Endometrial Thinning

• For use as an endometrial-thinning agent prior to endometrial ablation, the dosing recommendation is one or two depots (with each depot given four weeks apart).
• When one depot is administered, surgery should be performed at four weeks. When two depots are administered, surgery should be performed within two to four weeks following administration of the second depot.

Breast Cancer

• For the management of advanced breast cancer, Zoladex is intended for long-term administration unless clinically inappropriate.

Renal Or Hepatic Impairment

• No dosage adjustment is necessary for patients with renal or hepatic impairment.

• No formal drug-drug interaction studies have been performed. No confirmed interactions have been reported between Zoladex and other drugs.

Drug/Laboratory Test Interactions

• Administration of Zoladex in therapeutic doses results in suppression of the pituitary-gonadal system.
• Because of this suppression, diagnostic tests of pituitary-gonadotropic and gonadal functions conducted during treatment and until the resumption of menses may show results which are misleading. Normal function is usually restored within 12 weeks after treatment is discontinued.
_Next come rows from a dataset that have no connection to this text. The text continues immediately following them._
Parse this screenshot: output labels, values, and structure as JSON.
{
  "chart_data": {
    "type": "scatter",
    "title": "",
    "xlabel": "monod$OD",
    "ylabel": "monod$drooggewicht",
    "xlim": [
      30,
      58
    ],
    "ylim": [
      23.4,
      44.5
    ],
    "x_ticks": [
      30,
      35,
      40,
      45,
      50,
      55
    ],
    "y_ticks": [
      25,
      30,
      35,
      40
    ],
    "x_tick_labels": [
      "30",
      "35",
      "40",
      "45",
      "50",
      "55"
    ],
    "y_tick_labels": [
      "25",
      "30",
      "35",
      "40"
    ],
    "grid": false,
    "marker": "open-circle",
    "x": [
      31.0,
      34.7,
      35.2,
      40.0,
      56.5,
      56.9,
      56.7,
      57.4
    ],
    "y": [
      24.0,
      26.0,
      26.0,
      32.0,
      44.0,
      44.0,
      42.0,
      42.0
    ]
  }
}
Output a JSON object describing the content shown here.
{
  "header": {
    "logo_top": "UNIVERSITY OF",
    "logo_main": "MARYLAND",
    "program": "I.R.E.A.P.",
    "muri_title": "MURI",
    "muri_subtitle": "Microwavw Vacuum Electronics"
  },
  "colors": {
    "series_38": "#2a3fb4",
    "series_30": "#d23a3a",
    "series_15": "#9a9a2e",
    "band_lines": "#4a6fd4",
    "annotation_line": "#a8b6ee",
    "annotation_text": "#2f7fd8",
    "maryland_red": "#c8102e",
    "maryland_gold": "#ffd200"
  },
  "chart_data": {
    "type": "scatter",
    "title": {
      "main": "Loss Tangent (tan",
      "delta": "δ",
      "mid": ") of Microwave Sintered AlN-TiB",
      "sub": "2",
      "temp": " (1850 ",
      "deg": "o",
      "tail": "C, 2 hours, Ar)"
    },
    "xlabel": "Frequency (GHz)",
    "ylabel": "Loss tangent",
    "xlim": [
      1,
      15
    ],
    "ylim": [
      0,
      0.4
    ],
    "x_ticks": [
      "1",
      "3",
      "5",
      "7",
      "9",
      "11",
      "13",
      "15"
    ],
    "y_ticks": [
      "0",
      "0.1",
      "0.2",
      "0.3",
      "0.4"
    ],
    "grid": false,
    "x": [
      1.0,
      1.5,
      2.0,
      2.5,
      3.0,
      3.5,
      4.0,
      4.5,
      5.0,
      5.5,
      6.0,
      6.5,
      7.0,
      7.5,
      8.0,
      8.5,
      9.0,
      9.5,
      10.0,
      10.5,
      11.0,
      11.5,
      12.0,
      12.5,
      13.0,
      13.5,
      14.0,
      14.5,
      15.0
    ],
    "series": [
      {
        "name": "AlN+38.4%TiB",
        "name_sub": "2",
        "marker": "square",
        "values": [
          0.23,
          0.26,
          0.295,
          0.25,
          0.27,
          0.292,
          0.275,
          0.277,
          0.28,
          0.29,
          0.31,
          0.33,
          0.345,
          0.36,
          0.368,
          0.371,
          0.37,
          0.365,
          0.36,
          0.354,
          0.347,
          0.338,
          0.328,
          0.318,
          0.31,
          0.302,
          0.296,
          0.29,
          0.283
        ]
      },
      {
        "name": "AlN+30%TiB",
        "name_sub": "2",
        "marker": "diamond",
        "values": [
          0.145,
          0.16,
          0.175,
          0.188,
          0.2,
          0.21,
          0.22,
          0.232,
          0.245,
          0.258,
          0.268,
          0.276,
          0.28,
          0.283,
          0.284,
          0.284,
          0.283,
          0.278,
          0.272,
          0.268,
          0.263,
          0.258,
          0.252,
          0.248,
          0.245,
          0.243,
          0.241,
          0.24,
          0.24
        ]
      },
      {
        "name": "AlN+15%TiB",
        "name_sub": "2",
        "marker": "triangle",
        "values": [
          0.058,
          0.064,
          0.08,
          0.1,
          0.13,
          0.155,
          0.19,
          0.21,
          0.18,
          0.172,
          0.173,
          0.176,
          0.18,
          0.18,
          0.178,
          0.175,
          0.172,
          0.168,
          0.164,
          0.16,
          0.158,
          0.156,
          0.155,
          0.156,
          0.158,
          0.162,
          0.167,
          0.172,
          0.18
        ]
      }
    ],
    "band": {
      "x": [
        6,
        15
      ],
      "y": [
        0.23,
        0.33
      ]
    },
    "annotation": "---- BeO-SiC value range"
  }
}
• Zoladex is contraindicated during pregnancy unless Zoladex is being used for palliative treatment of advanced breast cancer. There are no adequate and well-controlled studies in pregnant women using Zoladex.
• Based on mechanism of action in humans and findings of increased pregnancy loss in animal studies, Zoladex can cause fetal harm when administered to a pregnant woman. If this drug is used during pregnancy, the patient should be apprised of the potential hazard to the fetus. There is an increased risk for pregnancy loss due to expected hormone changes that occur with Zoladex treatment.
• It is not known if goserelin is excreted in human milk. Because many drugs are excreted in human milk and because of the potential for serious adverse reactions in nursing infants from Zoladex, a decision should be made to either discontinue nursing or discontinue the drug, taking into account the importance of the drug to the mother.